Ecco, questo volevo fare più di quattro anni fa, quando rincorsi la pazza idea di fondare L’Intraprendente. Sviluppare un discorso, fornire una bussola alternativa al dibattito, piccola e proprio per questo orgogliosa, proporre una contro-narrazione al mainstream, se invece vogliamo prenderci sul serio un attimo e utilizzare parole molto grandi. Che cosa sia poi il mainstream in questo (stra)Paese ipotetico è poi ovvio per chiunque conservi un grammo di onestà intellettuale.
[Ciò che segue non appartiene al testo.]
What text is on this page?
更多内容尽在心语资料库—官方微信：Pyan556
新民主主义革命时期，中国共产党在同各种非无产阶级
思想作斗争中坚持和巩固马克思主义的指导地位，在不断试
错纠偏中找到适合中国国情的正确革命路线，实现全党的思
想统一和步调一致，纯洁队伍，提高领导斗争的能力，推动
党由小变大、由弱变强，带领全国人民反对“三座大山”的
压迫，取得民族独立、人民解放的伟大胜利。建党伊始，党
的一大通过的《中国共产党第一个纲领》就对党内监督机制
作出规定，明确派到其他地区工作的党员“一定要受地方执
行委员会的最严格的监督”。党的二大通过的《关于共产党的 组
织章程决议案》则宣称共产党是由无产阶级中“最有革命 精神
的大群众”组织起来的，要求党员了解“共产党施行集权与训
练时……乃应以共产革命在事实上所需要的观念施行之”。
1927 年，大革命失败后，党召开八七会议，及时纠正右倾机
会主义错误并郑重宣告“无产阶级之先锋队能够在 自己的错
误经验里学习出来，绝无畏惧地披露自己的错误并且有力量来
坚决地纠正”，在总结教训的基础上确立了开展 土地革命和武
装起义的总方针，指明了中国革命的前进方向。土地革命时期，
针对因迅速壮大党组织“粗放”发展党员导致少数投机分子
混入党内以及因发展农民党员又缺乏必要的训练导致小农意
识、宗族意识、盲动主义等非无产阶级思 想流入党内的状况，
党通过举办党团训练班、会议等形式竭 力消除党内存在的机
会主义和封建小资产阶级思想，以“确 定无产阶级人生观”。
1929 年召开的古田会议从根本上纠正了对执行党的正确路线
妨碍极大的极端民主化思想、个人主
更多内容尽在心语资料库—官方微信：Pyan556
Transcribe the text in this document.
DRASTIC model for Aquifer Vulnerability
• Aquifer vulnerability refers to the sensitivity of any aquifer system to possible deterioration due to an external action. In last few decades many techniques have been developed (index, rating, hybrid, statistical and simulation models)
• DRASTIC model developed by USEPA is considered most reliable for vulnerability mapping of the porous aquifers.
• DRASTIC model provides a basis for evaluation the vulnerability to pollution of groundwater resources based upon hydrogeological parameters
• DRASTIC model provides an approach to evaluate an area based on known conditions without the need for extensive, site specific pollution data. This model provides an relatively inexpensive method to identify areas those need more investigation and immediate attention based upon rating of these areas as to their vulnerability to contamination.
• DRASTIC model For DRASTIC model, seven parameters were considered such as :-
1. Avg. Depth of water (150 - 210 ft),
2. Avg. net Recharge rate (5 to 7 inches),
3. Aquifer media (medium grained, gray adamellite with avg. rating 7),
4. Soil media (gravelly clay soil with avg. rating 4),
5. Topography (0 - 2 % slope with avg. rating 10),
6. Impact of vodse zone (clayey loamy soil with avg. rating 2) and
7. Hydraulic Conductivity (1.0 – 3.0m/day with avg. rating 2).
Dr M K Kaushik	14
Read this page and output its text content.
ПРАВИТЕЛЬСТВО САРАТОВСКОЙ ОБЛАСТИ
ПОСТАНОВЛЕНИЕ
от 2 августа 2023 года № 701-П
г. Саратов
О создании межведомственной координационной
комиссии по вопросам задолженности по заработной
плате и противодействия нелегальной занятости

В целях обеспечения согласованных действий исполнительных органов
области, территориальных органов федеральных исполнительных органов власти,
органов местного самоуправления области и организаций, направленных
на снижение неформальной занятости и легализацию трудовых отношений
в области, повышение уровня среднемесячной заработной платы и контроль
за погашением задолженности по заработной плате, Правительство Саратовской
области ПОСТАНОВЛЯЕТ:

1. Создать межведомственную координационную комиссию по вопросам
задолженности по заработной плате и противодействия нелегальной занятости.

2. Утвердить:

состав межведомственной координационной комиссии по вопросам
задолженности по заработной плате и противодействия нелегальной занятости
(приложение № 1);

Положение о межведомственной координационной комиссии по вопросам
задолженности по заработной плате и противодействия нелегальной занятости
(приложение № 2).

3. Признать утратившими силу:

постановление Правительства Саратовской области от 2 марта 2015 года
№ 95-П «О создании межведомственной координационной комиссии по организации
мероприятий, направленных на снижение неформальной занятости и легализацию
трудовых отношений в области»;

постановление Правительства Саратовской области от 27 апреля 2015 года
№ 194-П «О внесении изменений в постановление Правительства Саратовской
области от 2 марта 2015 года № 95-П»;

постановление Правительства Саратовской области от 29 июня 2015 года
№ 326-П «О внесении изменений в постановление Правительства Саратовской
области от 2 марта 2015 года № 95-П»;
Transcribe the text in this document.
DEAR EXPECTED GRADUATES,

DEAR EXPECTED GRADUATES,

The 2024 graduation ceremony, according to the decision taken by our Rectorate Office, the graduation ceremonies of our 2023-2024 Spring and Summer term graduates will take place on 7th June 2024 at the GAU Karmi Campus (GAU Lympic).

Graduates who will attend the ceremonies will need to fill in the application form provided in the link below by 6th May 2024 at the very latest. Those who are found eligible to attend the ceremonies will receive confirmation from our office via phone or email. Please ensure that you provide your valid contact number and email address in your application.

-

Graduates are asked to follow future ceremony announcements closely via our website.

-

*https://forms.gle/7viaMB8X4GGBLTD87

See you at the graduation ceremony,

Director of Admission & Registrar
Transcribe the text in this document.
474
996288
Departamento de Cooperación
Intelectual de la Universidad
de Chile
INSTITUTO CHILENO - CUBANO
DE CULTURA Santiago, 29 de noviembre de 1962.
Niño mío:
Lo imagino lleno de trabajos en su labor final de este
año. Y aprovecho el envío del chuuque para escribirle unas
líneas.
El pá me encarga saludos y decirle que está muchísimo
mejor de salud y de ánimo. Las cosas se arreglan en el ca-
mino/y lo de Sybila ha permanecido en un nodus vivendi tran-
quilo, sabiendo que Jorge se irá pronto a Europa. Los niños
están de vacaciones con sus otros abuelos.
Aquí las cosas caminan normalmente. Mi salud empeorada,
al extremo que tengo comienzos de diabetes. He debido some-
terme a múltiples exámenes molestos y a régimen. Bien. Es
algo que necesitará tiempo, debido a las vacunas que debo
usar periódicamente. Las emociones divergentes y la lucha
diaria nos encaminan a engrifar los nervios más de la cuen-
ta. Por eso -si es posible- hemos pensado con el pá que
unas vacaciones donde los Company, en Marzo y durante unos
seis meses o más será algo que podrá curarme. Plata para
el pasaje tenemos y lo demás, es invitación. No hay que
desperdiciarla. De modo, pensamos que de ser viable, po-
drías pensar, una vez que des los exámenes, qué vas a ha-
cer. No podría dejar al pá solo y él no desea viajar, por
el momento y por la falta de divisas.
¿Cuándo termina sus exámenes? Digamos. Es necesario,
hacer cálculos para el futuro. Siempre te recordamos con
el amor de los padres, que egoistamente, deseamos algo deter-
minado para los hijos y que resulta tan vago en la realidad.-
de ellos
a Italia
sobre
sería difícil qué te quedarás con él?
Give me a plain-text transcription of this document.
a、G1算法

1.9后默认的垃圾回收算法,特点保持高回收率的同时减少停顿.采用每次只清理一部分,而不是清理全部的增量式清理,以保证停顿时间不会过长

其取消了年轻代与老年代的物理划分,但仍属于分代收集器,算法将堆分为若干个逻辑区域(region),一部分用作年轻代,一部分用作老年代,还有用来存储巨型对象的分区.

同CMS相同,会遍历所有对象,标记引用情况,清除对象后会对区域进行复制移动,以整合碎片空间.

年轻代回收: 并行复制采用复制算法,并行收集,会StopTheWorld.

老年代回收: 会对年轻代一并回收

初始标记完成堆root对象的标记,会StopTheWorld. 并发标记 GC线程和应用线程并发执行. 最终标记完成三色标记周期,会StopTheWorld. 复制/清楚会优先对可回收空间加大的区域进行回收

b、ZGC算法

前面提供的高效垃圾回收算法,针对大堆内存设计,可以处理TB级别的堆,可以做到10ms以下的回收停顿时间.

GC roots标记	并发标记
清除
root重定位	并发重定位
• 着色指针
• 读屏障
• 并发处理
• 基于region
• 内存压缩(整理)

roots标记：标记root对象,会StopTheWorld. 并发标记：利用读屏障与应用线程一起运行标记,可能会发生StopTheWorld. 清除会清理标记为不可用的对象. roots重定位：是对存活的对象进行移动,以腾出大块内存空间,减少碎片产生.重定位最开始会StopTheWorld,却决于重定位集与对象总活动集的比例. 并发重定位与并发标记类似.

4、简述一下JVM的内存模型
Statalismo, in tutte le sue perverse e cangianti forme. Demonizzazione teorica e guerra pratica all’impresa, culto dell’assistenza e del sussidio pubblico non di rado elevato ad arte, burocratizzazione di qualunque aspetto dell’esistenza, in primis quello culturale, centralismo selvaggio e tassazione compulsiva. Alziamo, modestamente ma fieramente, una bandiera diversa, diamo voce per una volta ai produttori, di ricchezza e d’idee (che poi in una società sana spesso coincidono), ci siamo detti. E allora una raccolta come gli Interventi Intraprendenti del professor Stefano Bruno Galli sono esattamente l’esito plastico di quel che ci covava in testa all’origine. Un vademecum d’autore per la lotta quotidiana di chi invoca un minimo di civiltà liberale alle nostre latitudini, col suo corollario indispensabile, un minimo riassetto federale di una convivenza nazionale che non sta più in piedi, perché basata sul saccheggio contro ogni ragionevole continenza dei territori (ancora, e spesso ancora per poco) produttivi.lega

Per questo, sono particolarmente fiero del libro che Stefano (sì, l’amicizia è un valore aggiunto nelle battaglie d’idee, per questo anche qui lo chiamerò semplicemente Stefano) ha ritenuto di ricavare dalla sua collaborazione con questo giornale, mettendo ordine intellettuale e respiro prospettico in mezzo a contributi che spesso nascevano per occasionalità di giornata, ma che inseriti nel percorso diventano altro, diventano capitoli di una storia, al momento senza lieto fine, e dunque dannatamente necessaria. Il lieto fine che chiuderebbe idealmente questi Interventi Intraprendenti di Stefano (edizioni Biblion, trovate anche una secondaria ma sentitissima prefazione del sottoscritto) si chiama in un solo modo. Fine della rapina. Cessazione dell’anomalia congenita a una Repubblica costruita sin dalle origini attorno a quella “monumentale vacca da mungere” che per i giovani redattori del Cisalpino (tra cui un tal Gianfranco Miglio) era già nel 1945 il Nord. Ripristino di un minimo di logica economica e mi vien da dire morale: in nessuna società occidentale evoluta una parte del Paese si vede estrarre dalla propria carne viva circa 100 miliardi di euro l’anno per mantenere l’apparato parassitario che dovrebbe provvedere al suo benessere. No grazie, vorremmo fare da soli, visto che siamo piuttosto bravini, come dimostrano le nostre imprese, i nostri artigiani, le nostre serrande che si alzano ogni mattina contro tutto e contro tutti. La Lombardia da sola si vede sottrarre 56 miliardi l’anno. È un nonsense istituzionale, il sacco territoriale spacciato per ovvietà, quando ad esempio la Baviera ha imposto un braccio di ferro estenuante col governo di Berlino per tre miliardi (tre!) di residuo fiscale. È anche la ragione, per inciso ma non troppo, per cui qualunque referendum miri a imporre qualcosa come un’ “autonomia” di territori come la Lombardia è da sostenere a priori, per chiunque possegga un basilare istinto di autoconservazione (e chiunque conosca Stefano sa quanto di suo c’è nell’appuntamento referendario del 22 ottobre, da non mancare per non morire centralisti e rapinati). Intanto, e vi assicuro non è poco, date una scorsa a questi Interventi Intraprendenti. Messi l’uno in fila all’altro, sono obiettivamente impressionanti, e ci confermano nell’idea originaria: o questo Paese accetta di darsi dei canoni liberali e federali, o a breve non esisterà più alcun Paese. Non è ancora troppo tardi.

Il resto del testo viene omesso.